Saturday 27 November 2010

12 Months On

I’m sat here on my bed reflecting on the past year. For you people that have been reading my blogs for a while in there various locations will remember last December wasn’t a great month for me. It’s kind of nice to see sit here realize how much I’ve grown as a person in the past 12 months.

I’m almost thankful for the trauma I received last year; I wouldn’t be nearly as strong if it wasn’t for him. I’m not the same person I was back then. My views have changed, my attitude is different and my opinions of people are very different.

I’m sure all the changes haven’t been for the best, I’m more dismissive towards guys then every before. I actually used the line “I wouldn’t go out with you unless I ran out of material for my blog”. I’m not sure a year ago I would have been the mean towards a stranger. Personally I blame it on “strange danger” PSA’s growing up.

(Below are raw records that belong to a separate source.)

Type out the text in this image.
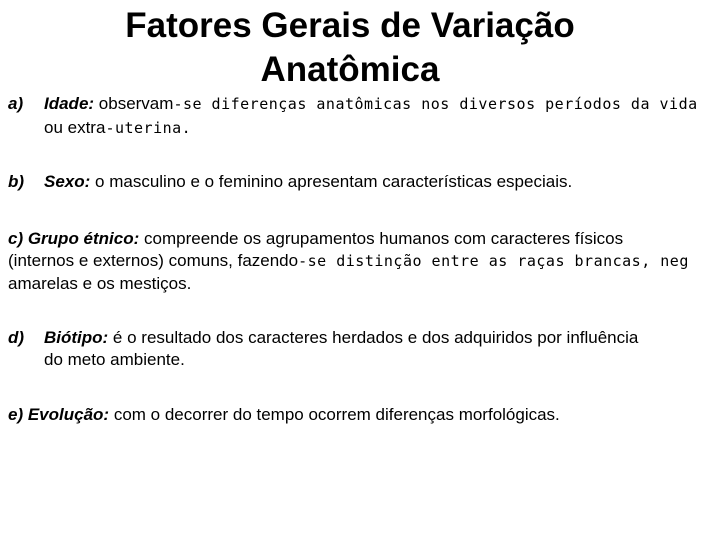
Fatores Gerais de Variação
Anatômica
a) Idade: observam-se diferenças anatômicas nos diversos períodos da vida
ou extra-uterina.
b) Sexo: o masculino e o feminino apresentam características especiais.
c) Grupo étnico: compreende os agrupamentos humanos com caracteres físicos
(internos e externos) comuns, fazendo-se distinção entre as raças brancas, neg
amarelas e os mestiços.
d) Biótipo: é o resultado dos caracteres herdados e dos adquiridos por influência
do meto ambiente.
e) Evolução: com o decorrer do tempo ocorrem diferenças morfológicas.
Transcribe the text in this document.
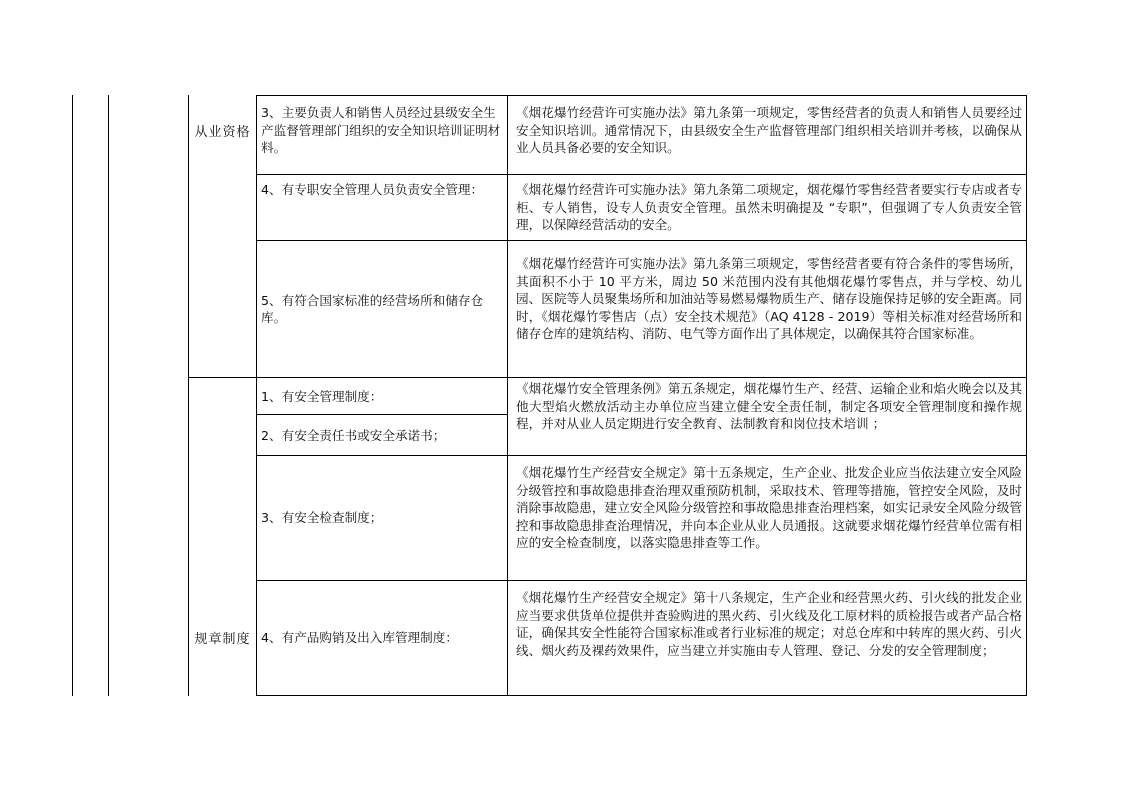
从业资格
3、主要负责人和销售人员经过县级安全生产监督管理部门组织的安全知识培训证明材料。
《烟花爆竹经营许可实施办法》第九条第一项规定，零售经营者的负责人和销售人员要经过安全知识培训。通常情况下，由县级安全生产监督管理部门组织相关培训并考核，以确保从业人员具备必要的安全知识。
4、有专职安全管理人员负责安全管理：	《烟花爆竹经营许可实施办法》第九条第二项规定，烟花爆竹零售经营者要实行专店或者专柜、专人销售，设专人负责安全管理。虽然未明确提及 “专职”，但强调了专人负责安全管理，以保障经营活动的安全。
5、有符合国家标准的经营场所和储存仓库。
《烟花爆竹经营许可实施办法》第九条第三项规定，零售经营者要有符合条件的零售场所，其面积不小于 10 平方米，周边 50 米范围内没有其他烟花爆竹零售点，并与学校、幼儿园、医院等人员聚集场所和加油站等易燃易爆物质生产、储存设施保持足够的安全距离。同时，《烟花爆竹零售店（点）安全技术规范》（AQ 4128 - 2019）等相关标准对经营场所和储存仓库的建筑结构、消防、电气等方面作出了具体规定，以确保其符合国家标准。
规章制度
1、有安全管理制度：
2、有安全责任书或安全承诺书；
《烟花爆竹安全管理条例》第五条规定，烟花爆竹生产、经营、运输企业和焰火晚会以及其他大型焰火燃放活动主办单位应当建立健全安全责任制，制定各项安全管理制度和操作规程，并对从业人员定期进行安全教育、法制教育和岗位技术培训 ；
3、有安全检查制度；
《烟花爆竹生产经营安全规定》第十五条规定，生产企业、批发企业应当依法建立安全风险分级管控和事故隐患排查治理双重预防机制，采取技术、管理等措施，管控安全风险，及时消除事故隐患，建立安全风险分级管控和事故隐患排查治理档案，如实记录安全风险分级管控和事故隐患排查治理情况，并向本企业从业人员通报。这就要求烟花爆竹经营单位需有相应的安全检查制度，以落实隐患排查等工作。
4、有产品购销及出入库管理制度：
《烟花爆竹生产经营安全规定》第十八条规定，生产企业和经营黑火药、引火线的批发企业应当要求供货单位提供并查验购进的黑火药、引火线及化工原材料的质检报告或者产品合格证，确保其安全性能符合国家标准或者行业标准的规定；对总仓库和中转库的黑火药、引火线、烟火药及裸药效果件，应当建立并实施由专人管理、登记、分发的安全管理制度；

I don’t see any of my changes as a bad thing. I’m smarter when it comes to men, I’m stronger in the way I handle them and I’m normally able to weed out the freaks before the first date. I’m also a lot pickier and less flexible in changing my requirements. If you don’t tick all the boxes, I’m not dating you. It’s as simple as that.

It was joked that last December I was weakened, the same can’t be said this year. I’m back to being a strong willed Bitch and you know what? I love it! It’s nice having the power back. I guess the song is right; it’s never to late too start all over again.

I’m off to watch some HNIC. Fingers crossed the Leafs can win this round of the battle of Ontario.